Moda na potykacze reklamowe!

Pamiętacie reklamę outdoorową z hasłem: „Zaproś ją na kawę, zanim ona zaprosi go na loda”? W ciągu dosłownie kilku dni obiegła internet i tym samym rozsławiła nieznaną do tej pory kawiarnię Gioconda. W ślad za nią pojawiła się kolejna, tym razem pod hasłem: “Nie, nie mamy wi-fi… Porozmawiajcie ze sobą”. Zdjęcie z tym hasłem równie chętnie było udostępniane na Facebooku i innych mediach społecznościowych. Skąd wzięła się moda na tego typu reklamy i czemu mają służyć?

Skąd wziął się pomysł na potykacze?

To, w jaki sposób postrzegamy reklamy ciągle się zmienia. Mają na to wpływ takie czynniki, jak postęp cywilizacyjny, rozwój mediów czy zwiększenie świadomości w dziedzinie reklamy i marketingu. Z roku na rok jesteśmy coraz bardziej uodpornieni na tradycyjne formy przekazów reklamowych, więc specjalistom od marketingu coraz trudniej dotrzeć do odbiorców, skupić naszą uwagę i przekonać do wykonania określonego działania.

Mówi się, że w obecnych czasach by coś zauważyć trzeba by się o to potknąć – stąd właśnie wzięła się nazwa tablic informacyjnych, wystawianych przed kawiarnie, sklepy czy restauracje – popularnych “potykaczy”.

Potykacze mają na celu skusić przechodniów tzw. ofertą “last minute”, dlatego też bardzo często można je spotkać na chodnikach czy ulicach. To skuteczny sposób na przykucie uwagi przechodniów, bo zwykle ustawiane są w taki sposób, że trzeba je omijać.

Dodatkowo mogą mieć różne kolory i kształty, co również wzbudza zainteresowanie. Najczęściej spotykamy potykacze wykonane z płyt PCV, stalowe, aluminiowe, metalowe a także drewniane.

Potykacze mają też kilka innych zalet – zajmują niewiele miejsca i dają możliwość szybkiej i taniej zmiany treści reklamowej lub przemieszczenia ich w inne miejsca. Są trwałe i w większości przypadków estetyczne.

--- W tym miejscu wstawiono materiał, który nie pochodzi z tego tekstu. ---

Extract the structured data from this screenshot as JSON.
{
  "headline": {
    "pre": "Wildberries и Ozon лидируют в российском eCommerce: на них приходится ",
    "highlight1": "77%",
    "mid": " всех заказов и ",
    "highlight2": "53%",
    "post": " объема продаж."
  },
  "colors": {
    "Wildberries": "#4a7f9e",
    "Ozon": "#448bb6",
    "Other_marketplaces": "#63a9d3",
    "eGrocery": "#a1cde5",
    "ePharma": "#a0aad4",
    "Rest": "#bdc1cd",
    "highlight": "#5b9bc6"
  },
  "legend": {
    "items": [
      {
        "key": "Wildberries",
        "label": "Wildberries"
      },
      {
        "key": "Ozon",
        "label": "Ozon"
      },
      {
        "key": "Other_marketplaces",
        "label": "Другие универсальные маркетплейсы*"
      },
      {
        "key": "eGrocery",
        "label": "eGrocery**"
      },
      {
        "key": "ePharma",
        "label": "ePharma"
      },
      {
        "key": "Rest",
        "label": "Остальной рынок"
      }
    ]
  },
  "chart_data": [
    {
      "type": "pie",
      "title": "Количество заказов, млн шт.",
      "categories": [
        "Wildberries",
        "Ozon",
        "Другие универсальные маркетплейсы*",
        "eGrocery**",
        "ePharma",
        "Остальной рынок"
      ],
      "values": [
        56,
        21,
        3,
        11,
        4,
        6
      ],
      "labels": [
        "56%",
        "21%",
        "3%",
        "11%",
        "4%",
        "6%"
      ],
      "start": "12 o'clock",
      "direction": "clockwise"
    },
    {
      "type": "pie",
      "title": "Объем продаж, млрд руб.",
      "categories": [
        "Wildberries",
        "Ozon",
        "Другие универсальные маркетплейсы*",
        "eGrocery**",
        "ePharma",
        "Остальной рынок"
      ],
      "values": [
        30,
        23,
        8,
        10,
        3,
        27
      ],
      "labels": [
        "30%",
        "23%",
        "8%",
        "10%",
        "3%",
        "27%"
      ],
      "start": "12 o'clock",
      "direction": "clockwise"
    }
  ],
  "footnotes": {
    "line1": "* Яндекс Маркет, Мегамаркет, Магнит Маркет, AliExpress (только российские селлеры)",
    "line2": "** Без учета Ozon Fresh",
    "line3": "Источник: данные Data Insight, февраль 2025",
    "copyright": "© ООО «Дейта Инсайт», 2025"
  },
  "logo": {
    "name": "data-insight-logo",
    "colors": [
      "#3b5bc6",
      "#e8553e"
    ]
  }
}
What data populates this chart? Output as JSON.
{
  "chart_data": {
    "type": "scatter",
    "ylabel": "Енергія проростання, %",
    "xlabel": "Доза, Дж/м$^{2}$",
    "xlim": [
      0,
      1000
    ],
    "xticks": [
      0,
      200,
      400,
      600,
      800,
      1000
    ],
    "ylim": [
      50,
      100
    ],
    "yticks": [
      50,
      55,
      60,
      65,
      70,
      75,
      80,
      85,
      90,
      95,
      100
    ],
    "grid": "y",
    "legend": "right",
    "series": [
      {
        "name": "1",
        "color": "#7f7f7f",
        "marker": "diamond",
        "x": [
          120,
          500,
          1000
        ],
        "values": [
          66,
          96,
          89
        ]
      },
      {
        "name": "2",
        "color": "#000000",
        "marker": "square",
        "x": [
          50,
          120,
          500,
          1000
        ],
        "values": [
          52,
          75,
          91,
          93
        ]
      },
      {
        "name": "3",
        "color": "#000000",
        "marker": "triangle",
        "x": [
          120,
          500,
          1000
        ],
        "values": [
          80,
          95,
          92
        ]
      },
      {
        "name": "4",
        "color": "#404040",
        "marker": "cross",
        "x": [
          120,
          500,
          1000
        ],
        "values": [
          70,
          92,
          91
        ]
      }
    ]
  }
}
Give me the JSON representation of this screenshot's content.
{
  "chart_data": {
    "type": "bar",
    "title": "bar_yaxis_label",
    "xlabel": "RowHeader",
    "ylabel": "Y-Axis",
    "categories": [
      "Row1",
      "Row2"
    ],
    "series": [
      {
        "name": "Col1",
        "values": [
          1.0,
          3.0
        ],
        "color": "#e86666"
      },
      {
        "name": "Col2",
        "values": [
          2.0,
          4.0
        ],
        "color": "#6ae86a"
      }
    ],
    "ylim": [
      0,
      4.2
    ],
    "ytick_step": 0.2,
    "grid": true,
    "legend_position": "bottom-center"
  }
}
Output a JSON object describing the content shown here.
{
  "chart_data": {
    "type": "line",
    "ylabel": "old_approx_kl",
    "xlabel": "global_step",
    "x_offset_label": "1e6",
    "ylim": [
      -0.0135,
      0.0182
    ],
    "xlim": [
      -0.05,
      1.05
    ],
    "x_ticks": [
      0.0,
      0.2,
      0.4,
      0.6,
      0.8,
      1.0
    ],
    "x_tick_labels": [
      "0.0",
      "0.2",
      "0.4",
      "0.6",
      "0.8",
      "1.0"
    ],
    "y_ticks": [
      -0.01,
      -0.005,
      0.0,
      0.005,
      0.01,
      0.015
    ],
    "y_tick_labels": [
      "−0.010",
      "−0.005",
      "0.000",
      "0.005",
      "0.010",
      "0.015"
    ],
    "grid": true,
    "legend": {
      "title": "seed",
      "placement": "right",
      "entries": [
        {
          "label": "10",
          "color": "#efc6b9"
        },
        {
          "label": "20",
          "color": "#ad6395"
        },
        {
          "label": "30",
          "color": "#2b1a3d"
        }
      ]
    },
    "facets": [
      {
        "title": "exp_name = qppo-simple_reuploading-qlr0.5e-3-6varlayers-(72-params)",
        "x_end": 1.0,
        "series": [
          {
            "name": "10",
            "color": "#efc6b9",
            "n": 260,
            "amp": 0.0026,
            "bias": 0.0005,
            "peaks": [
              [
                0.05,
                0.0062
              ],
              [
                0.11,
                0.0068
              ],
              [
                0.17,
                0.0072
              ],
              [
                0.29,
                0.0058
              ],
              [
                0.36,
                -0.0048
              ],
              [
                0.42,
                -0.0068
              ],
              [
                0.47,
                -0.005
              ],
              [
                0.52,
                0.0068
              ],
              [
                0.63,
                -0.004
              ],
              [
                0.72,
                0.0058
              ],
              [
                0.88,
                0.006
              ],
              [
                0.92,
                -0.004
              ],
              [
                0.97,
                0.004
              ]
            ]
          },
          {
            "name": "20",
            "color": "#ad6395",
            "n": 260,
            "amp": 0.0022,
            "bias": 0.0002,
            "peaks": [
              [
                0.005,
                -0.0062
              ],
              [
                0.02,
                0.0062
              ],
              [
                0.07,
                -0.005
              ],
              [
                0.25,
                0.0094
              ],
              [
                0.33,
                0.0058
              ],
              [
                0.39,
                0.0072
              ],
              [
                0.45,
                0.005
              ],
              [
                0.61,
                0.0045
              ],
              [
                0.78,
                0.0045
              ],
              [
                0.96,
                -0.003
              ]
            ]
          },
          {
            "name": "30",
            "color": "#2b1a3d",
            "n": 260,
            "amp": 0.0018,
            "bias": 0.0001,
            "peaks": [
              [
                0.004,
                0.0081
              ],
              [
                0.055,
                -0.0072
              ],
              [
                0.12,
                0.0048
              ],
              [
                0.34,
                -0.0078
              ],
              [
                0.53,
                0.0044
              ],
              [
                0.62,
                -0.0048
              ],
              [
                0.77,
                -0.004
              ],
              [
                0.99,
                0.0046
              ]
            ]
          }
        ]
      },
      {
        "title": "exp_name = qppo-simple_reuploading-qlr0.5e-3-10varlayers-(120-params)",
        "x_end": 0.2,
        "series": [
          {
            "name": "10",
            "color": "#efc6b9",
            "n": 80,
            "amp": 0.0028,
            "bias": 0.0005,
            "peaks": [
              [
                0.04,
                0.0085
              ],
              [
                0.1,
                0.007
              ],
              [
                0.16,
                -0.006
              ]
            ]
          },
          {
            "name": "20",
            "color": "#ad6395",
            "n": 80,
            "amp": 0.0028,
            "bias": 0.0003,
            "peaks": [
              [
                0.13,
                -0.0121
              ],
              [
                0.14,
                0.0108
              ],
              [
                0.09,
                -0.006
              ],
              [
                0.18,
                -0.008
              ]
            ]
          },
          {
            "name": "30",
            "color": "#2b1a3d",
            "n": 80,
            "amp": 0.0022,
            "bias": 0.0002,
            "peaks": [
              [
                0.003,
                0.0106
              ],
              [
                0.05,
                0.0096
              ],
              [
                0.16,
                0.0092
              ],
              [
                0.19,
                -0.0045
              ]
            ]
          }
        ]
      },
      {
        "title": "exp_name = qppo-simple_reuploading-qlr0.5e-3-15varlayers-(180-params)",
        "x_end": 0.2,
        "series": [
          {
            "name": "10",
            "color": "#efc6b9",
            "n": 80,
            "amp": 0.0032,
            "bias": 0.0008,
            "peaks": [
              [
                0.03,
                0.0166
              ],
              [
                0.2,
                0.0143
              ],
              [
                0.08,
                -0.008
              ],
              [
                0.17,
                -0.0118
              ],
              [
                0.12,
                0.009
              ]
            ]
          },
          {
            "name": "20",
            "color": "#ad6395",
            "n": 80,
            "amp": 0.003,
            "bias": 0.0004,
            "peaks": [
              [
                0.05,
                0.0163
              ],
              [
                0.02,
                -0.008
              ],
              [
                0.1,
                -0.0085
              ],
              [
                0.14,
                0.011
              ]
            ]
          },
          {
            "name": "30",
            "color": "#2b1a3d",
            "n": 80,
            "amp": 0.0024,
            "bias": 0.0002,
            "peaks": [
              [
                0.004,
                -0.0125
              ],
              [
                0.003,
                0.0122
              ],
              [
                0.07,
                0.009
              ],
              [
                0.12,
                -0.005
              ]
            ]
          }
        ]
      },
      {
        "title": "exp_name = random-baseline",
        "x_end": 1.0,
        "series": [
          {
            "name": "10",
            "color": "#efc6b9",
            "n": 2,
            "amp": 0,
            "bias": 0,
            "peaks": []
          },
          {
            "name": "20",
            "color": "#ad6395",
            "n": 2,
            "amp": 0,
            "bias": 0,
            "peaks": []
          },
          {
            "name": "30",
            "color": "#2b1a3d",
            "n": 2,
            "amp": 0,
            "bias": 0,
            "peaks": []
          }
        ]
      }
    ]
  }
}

Potykacze reklamowe mogą być jedno lub dwustronne. Teksty umieszczane na ścieralnych tablicach potykaczy wytrzymują zwykle nawet kilka dni – o ile nie pada deszcz ;).

Jak działa taka reklama?

Umiejętnie dobrane hasło reklamowe na potykaczach sprawia, że ludzie zatrzymują się koło naszego lokalu.  Robią też zdjęcia potykacza i wrzucają je do swoich kanałów sieci społecznościowych, pamiętajmy więc, by na potykaczach umieszczać logo lokalu i adres www.

Pamiętajmy, że dobra reklama to taka, która zachęca konsumenta do przeanalizowania jej przekazu. Po przeanalizowaniu takiej reklamy zwykle przyjmujemy jakąś postawę wobec niej – pozytywną i negatywną.

Analiza danej reklamy sprawia również, że zapada nam w pamięci i po jakimś czasie jesteśmy też w stanie przyporządkować daną markę do konkretnej reklamy.

Dobre hasła reklamowe powinny wywoływać emocje. Dodatkowo sprawić , że uwierzymy w to, że pracownicy danego lokalu czerpią radość ze swojej pracy, są tacy sami jak my i mają poczucie humoru.

Specjaliści ds. reklamy przekonują, że zabawne hasła umieszczane na potykaczach to moda, która za chwilę przeminie. Czy tak będzie? Z pewnością kiedyś tak, póki co za granicą trend ten utrzymuje się już od lat i ciągle właściciele lokali gastronomicznych czerpią z niego korzyści.

Może warto uczyć się od najlepszych?